Ma première rencontre avec Garry Prouty date de 1981, lors d’un workshop dont Eugene Gendlin, avec un groupe de collègues et disciples, était l’initiateur. Après un début de semaine plutôt décevant se présenta un personnage extraordinaire qui, en une heure et demie de séminaire, parvint à captiver tous les participants. Impressionnant, l’homme l’était dans son apparence, par sa stature imposante, sa chevelure sauvage, sa tenue insolite. Et tout aussi impressionnant il l’était dans ce qu’il nous présentait : son travail thérapeutique avec des personnes souffrant de graves maladies et handicaps mentaux, des patients chroniques dans des hôpitaux psychiatriques, etc. En bref, des personnes habituellement considérées comme ne pouvant pas être atteintes par la psychothérapie, voire des personnes incapables de contacts relationnels.

Rencontrer Garry Prouty fut pour moi une révélation. J’avais justement commencé à travailler avec des clients souffrant d’un handicap mental, ce qui, à l’époque, signifiait s’aventurer en terrain inconnu. La psychothérapie pour ce groupe de personnes était pratiquement inexistante. Jusque-là, je m’étais sentie bien isolée. Or voilà un collègue qui travaillait dans ce même domaine et avec des succès remarquables ! C’était rassurant et confirmait l’expérience que j’avais, à savoir que pour ce genre de clients l’Approche centrée sur la personne était particulièrement appropriée. Depuis, nous sommes restés constamment en contact, échangeant nos idées et nos expériences. Avec les années, nous sommes devenus amis, lui, Jill, son épouse, fidèle assistante et promotrice de son œuvre, et moi-même. Nous nous sommes vus souvent, chez eux dans les environs de Chicago ou quelque part en Europe, à l’occasion de conférences ou de séminaires que nous dirigions tous les deux. On travaillait, discutait, riait, dînait ensemble… En Europe, Jill et Garry préféraient les restaurants italiens, chez eux ils m’emmenaient dans un de ces petits restaurants délicieux qu’ils avaient dénichés alentours et qu’un étranger n’aurait jamais pu trouver.
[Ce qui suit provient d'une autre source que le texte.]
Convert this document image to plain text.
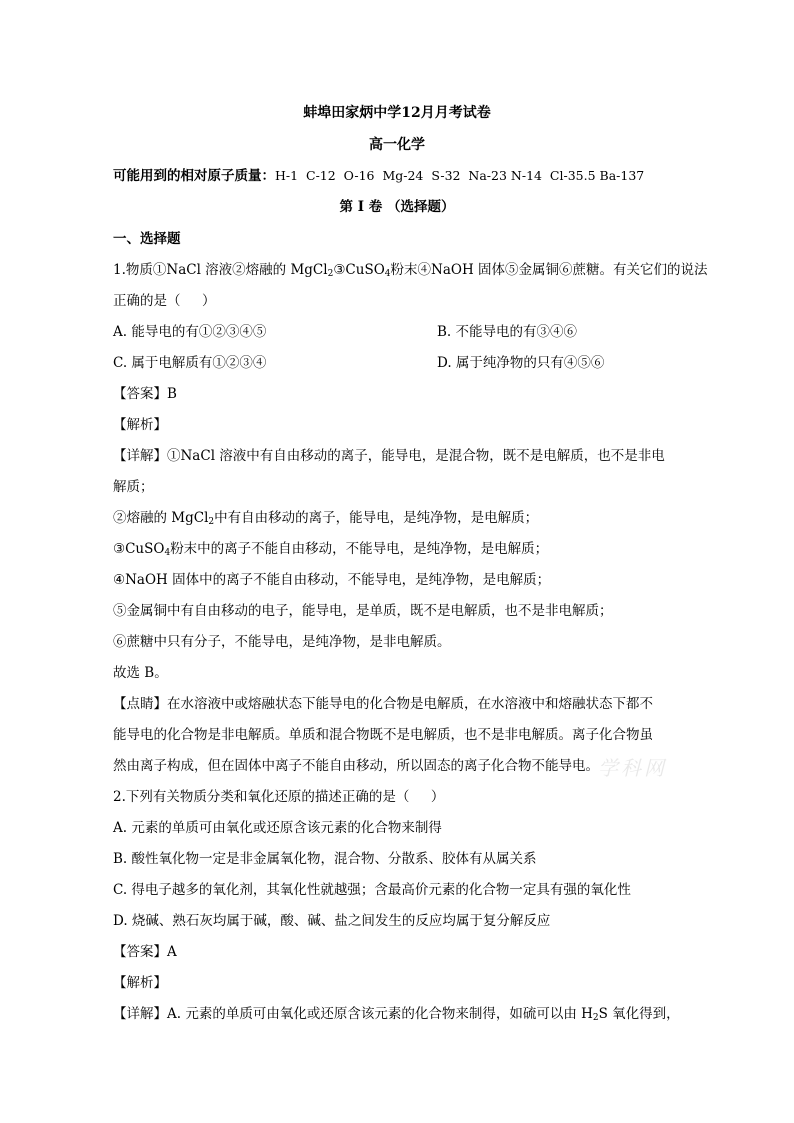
蚌埠田家炳中学12月月考试卷
高一化学
可能用到的相对原子质量：H-1  C-12  O-16  Mg-24  S-32  Na-23 N-14  Cl-35.5 Ba-137
第 Ⅰ 卷 （选择题）
一、选择题
1.物质①NaCl 溶液②熔融的 MgCl$_2$③CuSO$_4$粉末④NaOH 固体⑤金属铜⑥蔗糖。有关它们的说法
正确的是（     ）
A. 能导电的有①②③④⑤	B. 不能导电的有③④⑥
C. 属于电解质有①②③④	D. 属于纯净物的只有④⑤⑥
【答案】B
【解析】
【详解】①NaCl 溶液中有自由移动的离子，能导电，是混合物，既不是电解质，也不是非电
解质；
②熔融的 MgCl$_2$中有自由移动的离子，能导电，是纯净物，是电解质；
③CuSO$_4$粉末中的离子不能自由移动，不能导电，是纯净物，是电解质；
④NaOH 固体中的离子不能自由移动，不能导电，是纯净物，是电解质；
⑤金属铜中有自由移动的电子，能导电，是单质，既不是电解质，也不是非电解质；
⑥蔗糖中只有分子，不能导电，是纯净物，是非电解质。
故选 B。
【点睛】在水溶液中或熔融状态下能导电的化合物是电解质，在水溶液中和熔融状态下都不
能导电的化合物是非电解质。单质和混合物既不是电解质，也不是非电解质。离子化合物虽
然由离子构成，但在固体中离子不能自由移动，所以固态的离子化合物不能导电。 学科网
2.下列有关物质分类和氧化还原的描述正确的是（     ）
A. 元素的单质可由氧化或还原含该元素的化合物来制得
B. 酸性氧化物一定是非金属氧化物，混合物、分散系、胶体有从属关系
C. 得电子越多的氧化剂，其氧化性就越强；含最高价元素的化合物一定具有强的氧化性
D. 烧碱、熟石灰均属于碱，酸、碱、盐之间发生的反应均属于复分解反应
【答案】A
【解析】
【详解】A. 元素的单质可由氧化或还原含该元素的化合物来制得，如硫可以由 $H_2S$ 氧化得到，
Garry était un homme chaleureux, plein d’humour, qui aimait la vie et avait un cœur d’or. Il s’engageait passionnément pour ce qui avait de l’importance à ses yeux. Parfois entêté mais toujours plein de compassion pour les souffrances d’autrui. Cette compassion provenait certainement des souffrances par lesquelles il était lui-même passé pendant une jeunesse extrêmement dure dont il ne parlait qu’à de très rares moments. Un court récit biographique (Prouty, 1998) dans son premier livre sur la pré-thérapie (2) (Prouty, Van Werde, Pörtner, 1998) ne laisse entrevoir qu’une toute petite parcelle de ce qu’il dut subir dans son enfance et dont il n’aimait pas se souvenir. Le chemin fut long et douloureux pour arriver à ce qu’il a achevé dans sa vie.

Lorsqu’il était étudiant à l’université, Garry Prouty travaillait dans un restaurant pour avoir des repas gratuits ; sa situation financière était continuellement désastreuse, d’autant plus que c’était l’époque de son premier mariage et de la naissance de sa fille Glenn. Cependant, l’université lui ouvrit un monde complètement nouveau. Il eut la chance de rencontrer des professeurs qui, tôt, reconnurent ses dons extraordinaires, l’encouragèrent et l’aidèrent à trouver sa voie. Il se passionnait pour la psychologie et était fasciné par la philosophie, surtout la phénoménologie, science qui plus tard allait devenir le fondement théorique de son œuvre.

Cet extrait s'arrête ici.